TRIBUNAL ADMINISTRATIF DU LOGEMENT

Bureau dE Montréal

 

No dossier :

826749 31 20241017 G

No demande :

4497223

 

 

Date :

27 février 2025

Devant la juge administrative :

Anaïs Gagné

 

29682325 Québec Inc

 

Locateur - Partie demanderesse

c.

Mustapha Taleb

 

Takfarines Taleb

 

Locataire - Partie défenderesse

 

D É C I S I O N

 

 

  1.          Par sa demande déposée le 17 octobre 2024, la locatrice demande la résiliation du bail et la condamnation solidaire des locataires au paiement des loyers dus et à devenir dus ainsi que l’exécution provisoire de la décision.
  2.          Comme second motif de résiliation, la locatrice invoque les retards fréquents des locataires à payer leur loyer.
  3.          Les parties sont liées par un bail de logement reconduit du 1er juillet 2024 au 30 juin 2025, pour un loyer de 1 000 $.
  4.          Le bail ne prévoit pas que les locataires sont solidairement responsables envers la locatrice.
  5.          Les locataires doivent 300 $, soit, par imputation, une balance du loyer du mois de février 2025.
  6.          Les locataires ne sont pas en retard de plus de trois semaines dans le paiement du loyer, ce premier motif de résiliation n’est donc pas justifié.
  7.          Quant au deuxième motif de résiliation, la locatrice invoque les retards fréquents des locataires à payer le loyer.
  8.          Pour obtenir cette conclusion, la loi impose qu'elle fasse également la preuve du préjudice sérieux que ces retards lui occasionnent.
  9.          Elle mentionne que le loyer a été payé en retard à huit reprises au cours des douze derniers mois.

  1.      Ces défauts des locataires étant réguliers et continuels, la fréquence de ces retards remplit les critères de l'article 1971 C.c.Q.
  2.      Le mandataire de la locatrice invoque les problèmes de gestion occasionnés par les retards.
  3.      Son mandataire œuvrant dans l'immeuble a dû contacter les locataires à plusieurs reprises. Il démontre que les locataires paient le loyer par plusieurs paiements partiels, parfois en virement Interac, parfois en argent comptant ou par chèque. Ces divers paiements partiels alourdissent sa gestion et l’obligent à faire des suivis réguliers auprès des locataires.
  4.      Par ailleurs, le mandataire de la locatrice fait valoir des paiements hypothécaires mensuels importants, mais sans produire de documents qui établissent un lien entre les retards des locataires et des difficultés à assumer ses obligations.
  5.      Quant au préjudice sérieux allégué, celui-ci doit être évalué à l’aune des critères développés par la jurisprudence, notamment dans l’affaire Allaire c. Boudreau[1], la Cour du Québec précise :

« [54]  Pour pouvoir obtenir la résiliation du bail en raison des retards dans le paiement du loyer, les Intimés devaient prouver trois éléments qui sont cumulatifs : 1) que les retards étaient fréquents, 2) qu’ils en ont subi un préjudice et 3) que le préjudice subi était sérieux.
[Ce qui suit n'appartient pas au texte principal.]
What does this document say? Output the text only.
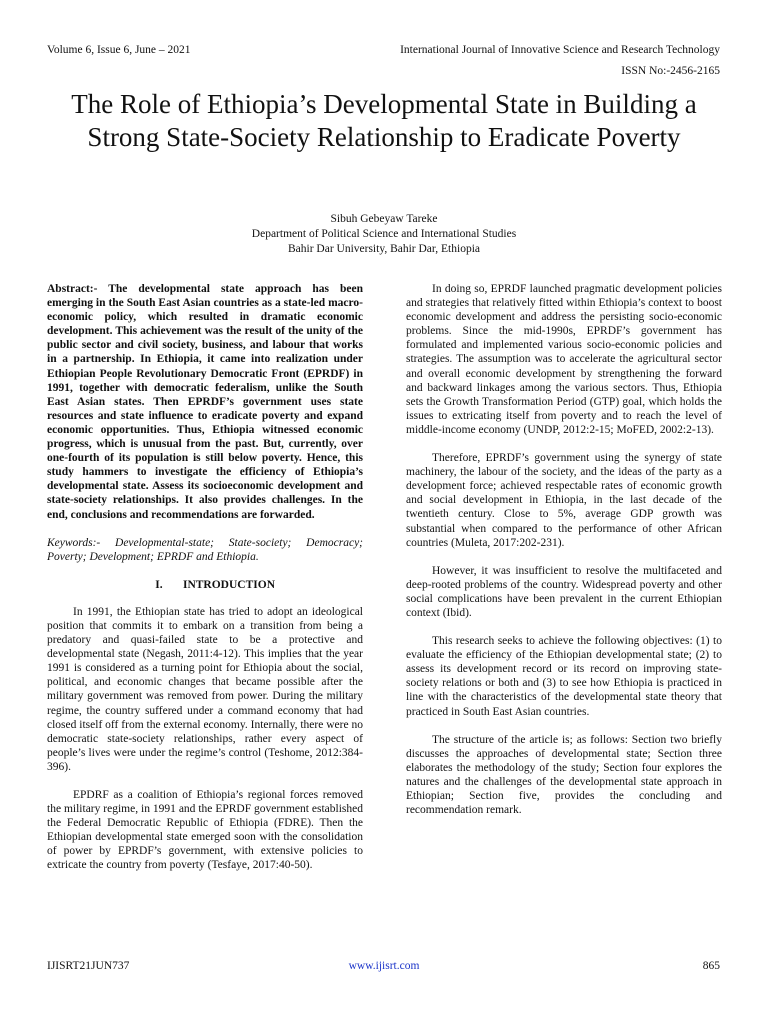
Volume 6, Issue 6, June – 2021	International Journal of Innovative Science and Research Technology
ISSN No:-2456-2165
The Role of Ethiopia’s Developmental State in Building a Strong State-Society Relationship to Eradicate Poverty
Sibuh Gebeyaw Tareke
Department of Political Science and International Studies
Bahir Dar University, Bahir Dar, Ethiopia

Abstract:- The developmental state approach has been emerging in the South East Asian countries as a state-led macro-economic policy, which resulted in dramatic economic development. This achievement was the result of the unity of the public sector and civil society, business, and labour that works in a partnership. In Ethiopia, it came into realization under Ethiopian People Revolutionary Democratic Front (EPRDF) in 1991, together with democratic federalism, unlike the South East Asian states. Then EPRDF’s government uses state resources and state influence to eradicate poverty and expand economic opportunities. Thus, Ethiopia witnessed economic progress, which is unusual from the past. But, currently, over one-fourth of its population is still below poverty. Hence, this study hammers to investigate the efficiency of Ethiopia’s developmental state. Assess its socioeconomic development and state-society relationships. It also provides challenges. In the end, conclusions and recommendations are forwarded.

Keywords:- Developmental-state; State-society; Democracy; Poverty; Development; EPRDF and Ethiopia.

I. INTRODUCTION

In 1991, the Ethiopian state has tried to adopt an ideological position that commits it to embark on a transition from being a predatory and quasi-failed state to be a protective and developmental state (Negash, 2011:4-12). This implies that the year 1991 is considered as a turning point for Ethiopia about the social, political, and economic changes that became possible after the military government was removed from power. During the military regime, the country suffered under a command economy that had closed itself off from the external economy. Internally, there were no democratic state-society relationships, rather every aspect of people’s lives were under the regime’s control (Teshome, 2012:384-396).

EPDRF as a coalition of Ethiopia’s regional forces removed the military regime, in 1991 and the EPRDF government established the Federal Democratic Republic of Ethiopia (FDRE). Then the Ethiopian developmental state emerged soon with the consolidation of power by EPRDF’s government, with extensive policies to extricate the country from poverty (Tesfaye, 2017:40-50).

In doing so, EPRDF launched pragmatic development policies and strategies that relatively fitted within Ethiopia’s context to boost economic development and address the persisting socio-economic problems. Since the mid-1990s, EPRDF’s government has formulated and implemented various socio-economic policies and strategies. The assumption was to accelerate the agricultural sector and overall economic development by strengthening the forward and backward linkages among the various sectors. Thus, Ethiopia sets the Growth Transformation Period (GTP) goal, which holds the issues to extricating itself from poverty and to reach the level of middle-income economy (UNDP, 2012:2-15; MoFED, 2002:2-13).

Therefore, EPRDF’s government using the synergy of state machinery, the labour of the society, and the ideas of the party as a development force; achieved respectable rates of economic growth and social development in Ethiopia, in the last decade of the twentieth century. Close to 5%, average GDP growth was substantial when compared to the performance of other African countries (Muleta, 2017:202-231).

However, it was insufficient to resolve the multifaceted and deep-rooted problems of the country. Widespread poverty and other social complications have been prevalent in the current Ethiopian context (Ibid).

This research seeks to achieve the following objectives: (1) to evaluate the efficiency of the Ethiopian developmental state; (2) to assess its development record or its record on improving state-society relations or both and (3) to see how Ethiopia is practiced in line with the characteristics of the developmental state theory that practiced in South East Asian countries.

The structure of the article is; as follows: Section two briefly discusses the approaches of developmental state; Section three elaborates the methodology of the study; Section four explores the natures and the challenges of the developmental state approach in Ethiopian; Section five, provides the concluding and recommendation remark.

IJISRT21JUN737	www.ijisrt.com	865
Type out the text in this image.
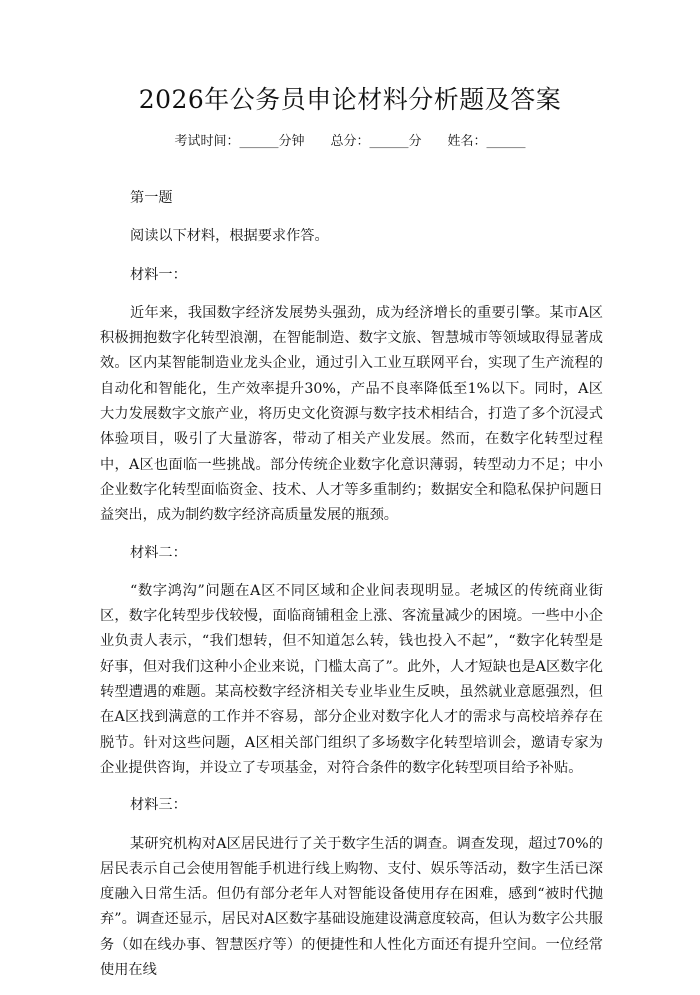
2026年公务员申论材料分析题及答案
考试时间：______分钟　　总分：______分　　姓名：______

第一题

阅读以下材料，根据要求作答。

材料一：

近年来，我国数字经济发展势头强劲，成为经济增长的重要引擎。某市A区积极拥抱数字化转型浪潮，在智能制造、数字文旅、智慧城市等领域取得显著成效。区内某智能制造业龙头企业，通过引入工业互联网平台，实现了生产流程的自动化和智能化，生产效率提升30%，产品不良率降低至1%以下。同时，A区大力发展数字文旅产业，将历史文化资源与数字技术相结合，打造了多个沉浸式体验项目，吸引了大量游客，带动了相关产业发展。然而，在数字化转型过程中，A区也面临一些挑战。部分传统企业数字化意识薄弱，转型动力不足；中小企业数字化转型面临资金、技术、人才等多重制约；数据安全和隐私保护问题日益突出，成为制约数字经济高质量发展的瓶颈。

材料二：

“数字鸿沟”问题在A区不同区域和企业间表现明显。老城区的传统商业街区，数字化转型步伐较慢，面临商铺租金上涨、客流量减少的困境。一些中小企业负责人表示，“我们想转，但不知道怎么转，钱也投入不起”，“数字化转型是好事，但对我们这种小企业来说，门槛太高了”。此外，人才短缺也是A区数字化转型遭遇的难题。某高校数字经济相关专业毕业生反映，虽然就业意愿强烈，但在A区找到满意的工作并不容易，部分企业对数字化人才的需求与高校培养存在脱节。针对这些问题，A区相关部门组织了多场数字化转型培训会，邀请专家为企业提供咨询，并设立了专项基金，对符合条件的数字化转型项目给予补贴。

材料三：

某研究机构对A区居民进行了关于数字生活的调查。调查发现，超过70%的居民表示自己会使用智能手机进行线上购物、支付、娱乐等活动，数字生活已深度融入日常生活。但仍有部分老年人对智能设备使用存在困难，感到“被时代抛弃”。调查还显示，居民对A区数字基础设施建设满意度较高，但认为数字公共服务（如在线办事、智慧医疗等）的便捷性和人性化方面还有提升空间。一位经常使用在线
[55]  La preuve ne fait aucun doute ici.  Les retards de l’Appelante étaient plus que fréquents.  Ils sont devenus la norme pour cette dernière, sa façon de faire à elle, sans égard à ses obligations contractuelles.

[56]  Par ailleurs, de la preuve présentée par les Intimés, le Tribunal conclut qu’ils ont non seulement subi un préjudice de cette situation, mais aussi que ce préjudice est sérieux.

 [57]  La jurisprudence enseigne que le préjudice sérieux dont il est question ne se limite pas à une perte ou une menace pécuniaire. D’ailleurs, dans le contexte de l’application possible de l’article 1971 C.c.Q., le fait de payer les arrérages de loyer en tout temps avant jugement n’est pas pertinent [19]. Il faut mais il suffit que les retards soient fréquents et que la situation cause un préjudice sérieux au locateur.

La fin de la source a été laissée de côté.